One of the most compelling aspects of this new study is that it is longitudinal, evaluating the same people over a long period of time. Indeed, its data source—the National Longitudinal Study of Adolescent Health—is one of the most impressive, thorough, and expensive survey research efforts still ongoing. This study is not the first to make use of the “Add Health” data to test the “no differences” thesis. But it’s the first to come to different conclusions, for several reasons. One of those is its longitudinal aspect. Some problems only emerge over time.

Professor Paul Sullins, the study’s author, found that during adolescence the children of same-sex parents reported marginally less depression than the children of opposite-sex parents. But by the time the survey was in its fourth wave—when the kids had become young adults between the ages of 24 and 32—their experiences had reversed. Indeed, dramatically so: over half of the young-adult children of same-sex parents report ongoing depression, a surge of 33 percentage points (from 18 to 51 percent of the total). Meanwhile, depression among the young-adult children of opposite-sex parents had declined from 22 percent of them down to just under 20 percent.

A few other findings are worth mentioning as well. Obesity surged among both groups, but the differences became significant over time, with 31 percent obesity among young-adult children of opposite-sex parents, well below the 72 percent of those from same-sex households.

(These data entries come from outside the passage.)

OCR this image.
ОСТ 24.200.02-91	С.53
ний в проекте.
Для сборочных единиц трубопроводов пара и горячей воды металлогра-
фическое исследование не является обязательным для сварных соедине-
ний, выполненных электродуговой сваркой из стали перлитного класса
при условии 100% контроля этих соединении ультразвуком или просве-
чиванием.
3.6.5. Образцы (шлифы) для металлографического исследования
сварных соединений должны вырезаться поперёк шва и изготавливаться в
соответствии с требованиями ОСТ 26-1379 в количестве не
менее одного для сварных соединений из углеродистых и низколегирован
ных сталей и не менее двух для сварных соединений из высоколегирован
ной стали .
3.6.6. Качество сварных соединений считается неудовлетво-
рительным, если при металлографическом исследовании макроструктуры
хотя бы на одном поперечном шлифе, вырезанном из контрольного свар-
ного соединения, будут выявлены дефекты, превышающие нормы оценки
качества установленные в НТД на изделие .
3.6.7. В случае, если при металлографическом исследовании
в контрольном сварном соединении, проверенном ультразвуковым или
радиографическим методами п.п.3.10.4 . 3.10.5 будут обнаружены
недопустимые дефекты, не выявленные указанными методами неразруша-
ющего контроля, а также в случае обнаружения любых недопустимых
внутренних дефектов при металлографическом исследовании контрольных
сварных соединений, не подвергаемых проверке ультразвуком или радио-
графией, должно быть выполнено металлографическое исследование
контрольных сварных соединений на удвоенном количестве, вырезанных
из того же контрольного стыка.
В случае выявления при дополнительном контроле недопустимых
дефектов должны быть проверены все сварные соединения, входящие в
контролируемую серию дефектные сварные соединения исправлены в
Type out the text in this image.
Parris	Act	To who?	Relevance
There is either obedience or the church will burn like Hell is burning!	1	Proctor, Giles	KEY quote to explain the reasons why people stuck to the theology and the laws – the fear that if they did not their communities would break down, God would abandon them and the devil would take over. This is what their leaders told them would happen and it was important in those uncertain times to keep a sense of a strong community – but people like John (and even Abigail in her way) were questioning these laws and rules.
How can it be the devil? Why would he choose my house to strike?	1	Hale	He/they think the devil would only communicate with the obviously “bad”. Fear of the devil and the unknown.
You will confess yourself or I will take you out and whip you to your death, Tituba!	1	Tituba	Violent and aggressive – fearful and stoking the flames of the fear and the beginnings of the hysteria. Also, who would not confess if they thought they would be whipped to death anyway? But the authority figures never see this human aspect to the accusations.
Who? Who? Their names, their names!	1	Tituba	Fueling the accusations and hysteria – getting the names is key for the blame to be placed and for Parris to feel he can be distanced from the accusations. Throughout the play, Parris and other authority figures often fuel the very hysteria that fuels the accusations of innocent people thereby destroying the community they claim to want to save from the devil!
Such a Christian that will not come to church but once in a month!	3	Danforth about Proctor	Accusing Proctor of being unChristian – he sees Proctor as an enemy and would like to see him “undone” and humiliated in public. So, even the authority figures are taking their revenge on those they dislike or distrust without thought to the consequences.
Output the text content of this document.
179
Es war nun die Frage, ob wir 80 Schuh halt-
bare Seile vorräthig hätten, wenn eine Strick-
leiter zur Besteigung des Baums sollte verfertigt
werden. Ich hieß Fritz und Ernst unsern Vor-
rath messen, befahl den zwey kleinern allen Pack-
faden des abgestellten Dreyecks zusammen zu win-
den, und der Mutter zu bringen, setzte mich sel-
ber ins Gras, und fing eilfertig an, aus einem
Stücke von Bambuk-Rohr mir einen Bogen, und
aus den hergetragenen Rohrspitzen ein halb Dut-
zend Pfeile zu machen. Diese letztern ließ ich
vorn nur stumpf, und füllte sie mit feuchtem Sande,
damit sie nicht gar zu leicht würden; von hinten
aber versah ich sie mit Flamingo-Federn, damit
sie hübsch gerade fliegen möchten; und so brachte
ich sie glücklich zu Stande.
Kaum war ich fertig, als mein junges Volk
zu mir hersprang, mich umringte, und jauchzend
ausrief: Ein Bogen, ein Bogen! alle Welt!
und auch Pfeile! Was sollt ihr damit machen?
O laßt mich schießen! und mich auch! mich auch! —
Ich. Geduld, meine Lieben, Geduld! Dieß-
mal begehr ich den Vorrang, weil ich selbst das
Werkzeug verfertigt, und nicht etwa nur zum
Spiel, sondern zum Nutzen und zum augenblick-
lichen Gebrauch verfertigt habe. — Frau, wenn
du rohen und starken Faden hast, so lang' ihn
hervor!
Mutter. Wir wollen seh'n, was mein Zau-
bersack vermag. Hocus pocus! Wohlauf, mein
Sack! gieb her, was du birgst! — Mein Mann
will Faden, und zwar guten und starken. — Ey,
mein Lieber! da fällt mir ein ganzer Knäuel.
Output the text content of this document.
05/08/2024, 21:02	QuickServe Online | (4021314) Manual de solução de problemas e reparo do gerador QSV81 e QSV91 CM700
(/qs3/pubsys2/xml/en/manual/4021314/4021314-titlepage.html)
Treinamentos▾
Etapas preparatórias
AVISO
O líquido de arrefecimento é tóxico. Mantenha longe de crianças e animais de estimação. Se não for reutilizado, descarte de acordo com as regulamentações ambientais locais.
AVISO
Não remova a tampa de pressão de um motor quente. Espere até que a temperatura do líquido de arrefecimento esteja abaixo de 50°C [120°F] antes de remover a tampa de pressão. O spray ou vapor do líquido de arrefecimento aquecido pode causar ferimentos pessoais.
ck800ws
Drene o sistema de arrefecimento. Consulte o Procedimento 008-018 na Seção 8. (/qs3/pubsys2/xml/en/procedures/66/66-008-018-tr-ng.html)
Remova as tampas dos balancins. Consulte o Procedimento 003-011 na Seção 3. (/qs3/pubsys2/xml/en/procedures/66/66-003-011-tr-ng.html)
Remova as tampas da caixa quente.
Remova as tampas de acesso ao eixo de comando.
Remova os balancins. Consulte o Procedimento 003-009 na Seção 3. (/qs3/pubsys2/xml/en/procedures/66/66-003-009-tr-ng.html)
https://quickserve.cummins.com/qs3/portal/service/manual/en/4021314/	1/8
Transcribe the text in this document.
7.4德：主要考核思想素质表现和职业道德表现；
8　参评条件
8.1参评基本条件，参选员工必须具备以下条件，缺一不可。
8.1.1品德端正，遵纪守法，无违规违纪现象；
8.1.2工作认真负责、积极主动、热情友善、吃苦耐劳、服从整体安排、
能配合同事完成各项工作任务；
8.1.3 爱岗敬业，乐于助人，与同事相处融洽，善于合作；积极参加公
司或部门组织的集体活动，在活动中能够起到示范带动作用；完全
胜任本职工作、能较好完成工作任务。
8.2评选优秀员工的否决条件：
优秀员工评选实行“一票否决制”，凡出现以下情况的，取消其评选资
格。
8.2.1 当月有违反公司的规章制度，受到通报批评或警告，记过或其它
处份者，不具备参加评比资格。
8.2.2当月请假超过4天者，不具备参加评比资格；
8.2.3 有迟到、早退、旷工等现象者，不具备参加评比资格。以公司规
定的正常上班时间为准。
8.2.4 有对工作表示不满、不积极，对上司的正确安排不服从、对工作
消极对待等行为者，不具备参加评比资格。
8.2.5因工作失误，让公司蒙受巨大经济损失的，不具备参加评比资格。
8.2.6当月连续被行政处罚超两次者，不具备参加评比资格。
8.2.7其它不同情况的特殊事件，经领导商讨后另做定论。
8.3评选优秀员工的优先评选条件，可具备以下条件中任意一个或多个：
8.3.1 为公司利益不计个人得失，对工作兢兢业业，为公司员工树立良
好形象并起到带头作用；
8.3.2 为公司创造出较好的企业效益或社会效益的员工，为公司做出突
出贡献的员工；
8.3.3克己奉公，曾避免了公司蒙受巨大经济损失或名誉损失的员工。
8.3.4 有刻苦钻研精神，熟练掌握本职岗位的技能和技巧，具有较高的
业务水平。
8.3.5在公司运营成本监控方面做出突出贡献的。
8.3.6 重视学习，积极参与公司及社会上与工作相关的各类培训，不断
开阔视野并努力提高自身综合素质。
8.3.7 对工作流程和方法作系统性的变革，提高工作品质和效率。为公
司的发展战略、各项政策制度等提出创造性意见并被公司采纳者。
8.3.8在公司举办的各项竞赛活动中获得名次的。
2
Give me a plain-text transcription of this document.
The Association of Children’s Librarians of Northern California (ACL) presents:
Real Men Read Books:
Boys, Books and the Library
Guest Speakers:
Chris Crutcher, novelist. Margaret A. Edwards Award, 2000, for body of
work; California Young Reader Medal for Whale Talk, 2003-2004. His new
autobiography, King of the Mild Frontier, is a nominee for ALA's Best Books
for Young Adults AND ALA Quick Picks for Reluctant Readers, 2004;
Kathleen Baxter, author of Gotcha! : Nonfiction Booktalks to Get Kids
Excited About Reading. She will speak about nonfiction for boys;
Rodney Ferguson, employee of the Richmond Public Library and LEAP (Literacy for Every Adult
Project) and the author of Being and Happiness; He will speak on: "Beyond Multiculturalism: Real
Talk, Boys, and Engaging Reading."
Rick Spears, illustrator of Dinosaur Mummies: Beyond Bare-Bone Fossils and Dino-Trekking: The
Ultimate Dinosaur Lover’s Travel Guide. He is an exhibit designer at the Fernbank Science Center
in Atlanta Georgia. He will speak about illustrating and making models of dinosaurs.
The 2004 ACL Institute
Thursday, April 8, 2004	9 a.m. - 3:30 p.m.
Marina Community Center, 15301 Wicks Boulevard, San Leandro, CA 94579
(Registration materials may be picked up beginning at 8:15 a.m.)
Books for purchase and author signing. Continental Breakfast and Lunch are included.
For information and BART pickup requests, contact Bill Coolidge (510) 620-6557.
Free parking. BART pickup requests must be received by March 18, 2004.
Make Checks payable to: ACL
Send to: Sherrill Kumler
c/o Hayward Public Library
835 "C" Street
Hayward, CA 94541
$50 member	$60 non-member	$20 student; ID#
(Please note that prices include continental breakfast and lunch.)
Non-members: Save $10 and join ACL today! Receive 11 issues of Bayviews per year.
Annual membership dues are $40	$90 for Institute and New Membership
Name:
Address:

While fewer young-adult children of same-sex parents felt “distant from one or both parents” as young adults than they did as teens, the levels are still sky-high at 73 percent (down from 93 percent during adolescence). Feelings of distance among the young-adult children of opposite-sex parents actually increased, but they started at a lower level (from 36 percent in adolescence to 44 percent in young adulthood).

To be fair, life in mom-and-pop households is not simply harmonious bydefinition. It is, however, a recognition that it is not just stability that matters (though it most certainly does). It’s also about biology, love, sexual difference, and modeling.